Urinary Tract Infection
With today’s fast paced lifestyle and the increasing demands of work, family, and friends, it is often tricky to look after yourself as well as you should. Eating right, exercising, and getting enough rest every day can be difficult, and, as a result, you weaken your immune system, leaving yourself open for infections. One of the most common types of infections affecting women is a urinary tract infection. Often referred to as UTIs, urinary tract infections can cause a number of unpleasant symptoms. Though treatment for a UTI is available from your health care provider, if left untreated, UTIs can cause a number of serious health related issues.
What is a Urinary Tract Infection?
A UTI is an infection of the urinary tract, the part of your body that is responsible for filtering out liquid waste. Your urinary tract is comprised of your kidneys, bladder, ureters (tubes that carry urine from your kidney to your bladder), and your urethra. Urinary tract infections often begin in the urethra and, if left untreated, can travel throughout the rest of the urinary tract. Men, women, and children can all develop urinary tract infections, but women appear to be at particular risk. More than 50% of all women will develop a UTI at some point in their lives.
What Causes Urinary Tract Infections?
The main cause of urinary tract infection is the presence of foreign bacteria in the urinary tract. Foreign bacteria typically enter the urinary tract through the urethra. Once the bacteria are inside of the urinary tract they multiply, causing infection. There are a number of different bacteria that are responsible for urinary tract infections, including:
- E. coli: E. coli is responsible for causing about 80% of all UTIs in adult men and women. E. coli bacteria is present around the anus and vagina, and can enter the urethra during sexual intercourse or when wiping after a bowel movement.
- Staphylococcus: The staphylococcus bacteria is responsible for causing between 5% and 15% of all urinary tract infections.
- Chlamydia: The chlamydia bacteria, known as chlamydia trachomatis, is also one of the causes of UTI.
Who’s At Risk for Developing a Urinary Tract Infection?
Women, men, and children can all develop urinary tract infections. However, women appear to be at most risk for developing these infections. This is probably due to the fact that the urethra is much shorter and closer to the anus in women then in men. Additional risk factors include:
- having a poor immune system (due to disease or certain medications)
- having kidney stones
- being sexually active
Symptoms of Urinary Tract Infection
Urinary tract infection symptoms vary from person to person, and tend to become worse as the infection progresses. Typical symptoms include:
- strong urge to urinate
- difficulty urinating, or urinating small amounts
- cloudy or bloody urine
- urine that has a foul smell
- pain or burning upon urination
Additional symptoms that may signal a more serious infection include: fever, chills, nausea, vomiting, or abdominal pain.
Complications of Urinary Tract Infections
Most UTIs are easily treated and cause no serious health problems. However, if your UTI is left untreated, it is possible that the infection will travel up the urinary tract, leading to an infection of the kidneys. Known as pyelonephritis, this type of infection can become very serious, resulting in permanent kidney problems and even death.
Urinary tract infections have also been shown to cause problems during pregnancy. If you are pregnant and have urinary tract infection symptoms, it is important to seek treatment right away. UTIs during pregnancy are associated with an increased risk for preterm birth and having a low birth weight baby.
Diagnosing a Urinary Tract Infection
Diagnosis of a urinary tract infection is relatively straightforward. Your health care provider will perform a urinalysis. You will be asked to collect a sample of your urine in a small jar. This urine will then be sent away to a laboratory and analyzed for the number of white blood cells it contains. Elevated levels of these cells will indicate the presence of an infection. However, some doctors may prefer to perform a dipstick test, whereby a chemically treated testing strip is dipped into the urine sample. The strip will then change colour to indicate whether or not a urinary tract infection is present. This test is most helpful in women but may also be used with children and infants.
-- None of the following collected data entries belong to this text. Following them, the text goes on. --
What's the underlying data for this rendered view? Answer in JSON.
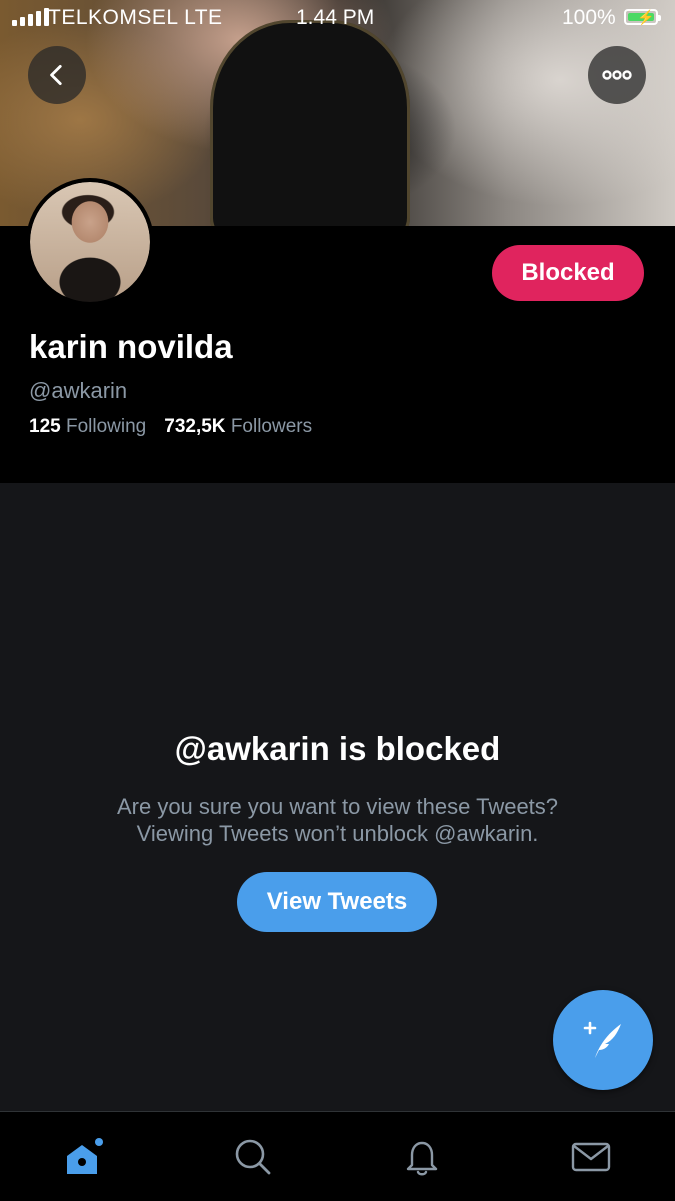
{
  "status_bar": {
    "carrier": "TELKOMSEL  LTE",
    "time": "1.44 PM",
    "battery": "100%"
  },
  "header": {
    "back_icon": "chevron-left-icon",
    "more_icon": "more-horizontal-icon"
  },
  "profile": {
    "name": "karin novilda",
    "handle": "@awkarin",
    "following_count": "125",
    "following_label": "Following",
    "followers_count": "732,5K",
    "followers_label": "Followers",
    "blocked_button": "Blocked",
    "accent": "#e0245e"
  },
  "blocked_notice": {
    "title": "@awkarin is blocked",
    "line1": "Are you sure you want to view these Tweets?",
    "line2": "Viewing Tweets won’t unblock @awkarin.",
    "view_button": "View Tweets",
    "accent": "#4a9eeb"
  },
  "compose": {
    "icon": "compose-tweet-icon"
  },
  "tabbar": {
    "items": [
      {
        "icon": "home-icon",
        "active": true
      },
      {
        "icon": "search-icon",
        "active": false
      },
      {
        "icon": "bell-icon",
        "active": false
      },
      {
        "icon": "mail-icon",
        "active": false
      }
    ]
  }
}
Once a urinary tract infection has been confirmed, your health care provider will try to determine what type of bacteria is causing the infection. A sample of bacteria from your urethra will be taken and cultured for a few days. This culture will then be analyzed in order to determine the type of bacteria responsible for the UTI.
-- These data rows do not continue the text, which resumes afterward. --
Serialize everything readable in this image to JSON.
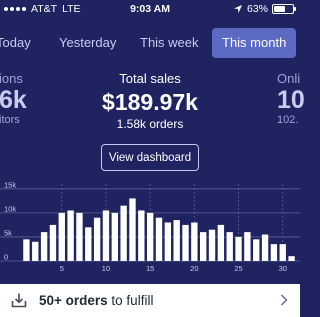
{
  "status_bar": {
    "carrier": "AT&T",
    "network": "LTE",
    "time": "9:03 AM",
    "battery": "63%",
    "battery_level": 0.63
  },
  "tabs": [
    {
      "label": "Today",
      "active": false
    },
    {
      "label": "Yesterday",
      "active": false
    },
    {
      "label": "This week",
      "active": false
    },
    {
      "label": "This month",
      "active": true
    }
  ],
  "stats": {
    "left": {
      "label": "ions",
      "value": "6k",
      "sub": "itors"
    },
    "center": {
      "label": "Total sales",
      "value": "$189.97k",
      "sub": "1.58k orders"
    },
    "right": {
      "label": "Onli",
      "value": "10",
      "sub": "102."
    }
  },
  "view_dashboard_label": "View dashboard",
  "chart_data": {
    "type": "bar",
    "x": [
      1,
      2,
      3,
      4,
      5,
      6,
      7,
      8,
      9,
      10,
      11,
      12,
      13,
      14,
      15,
      16,
      17,
      18,
      19,
      20,
      21,
      22,
      23,
      24,
      25,
      26,
      27,
      28,
      29,
      30,
      31
    ],
    "values": [
      4500,
      4000,
      6000,
      7500,
      10000,
      10500,
      10000,
      7000,
      9000,
      10500,
      10000,
      11500,
      13000,
      10500,
      10000,
      9000,
      8000,
      8500,
      7500,
      8000,
      6000,
      6500,
      7500,
      6000,
      5000,
      6000,
      4500,
      5500,
      3500,
      3500,
      1000
    ],
    "ylim": [
      0,
      16000
    ],
    "y_ticks": [
      "15k",
      "10k",
      "5k",
      "0"
    ],
    "y_tick_values": [
      15000,
      10000,
      5000,
      0
    ],
    "x_ticks": [
      "5",
      "10",
      "15",
      "20",
      "25",
      "30"
    ],
    "x_tick_values": [
      5,
      10,
      15,
      20,
      25,
      30
    ],
    "grid": true,
    "bar_color": "#ffffff",
    "grid_color": "#5b5f9a"
  },
  "bottom_bar": {
    "bold_text": "50+ orders",
    "text": " to fulfill"
  },
  "colors": {
    "background": "#1f2461",
    "accent": "#5c6ac4"
  }
}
Urinary Tract Infection Treatment
Most UTIs can be treated effectively with a course of antibiotics. Depending upon the type of bacteria causing your infection, you may receive a different type of antibiotic. Common antibiotics include:
Treatment typically takes one to two weeks, however UTI symptoms begin to disappear within a few days.
Preventing Urinary Tract Infections
You can work to reduce your risk of UTI by following these tips:
- Cleanse your genitals daily.
- Wipe front to back after a bowel movement.
- Drink lots of water to help cleanse your urinary tract.
- Avoid using scented bubble paths or feminine products.
- Avoid douching.
- Urinate whenever you feel the urge and immediately after sex.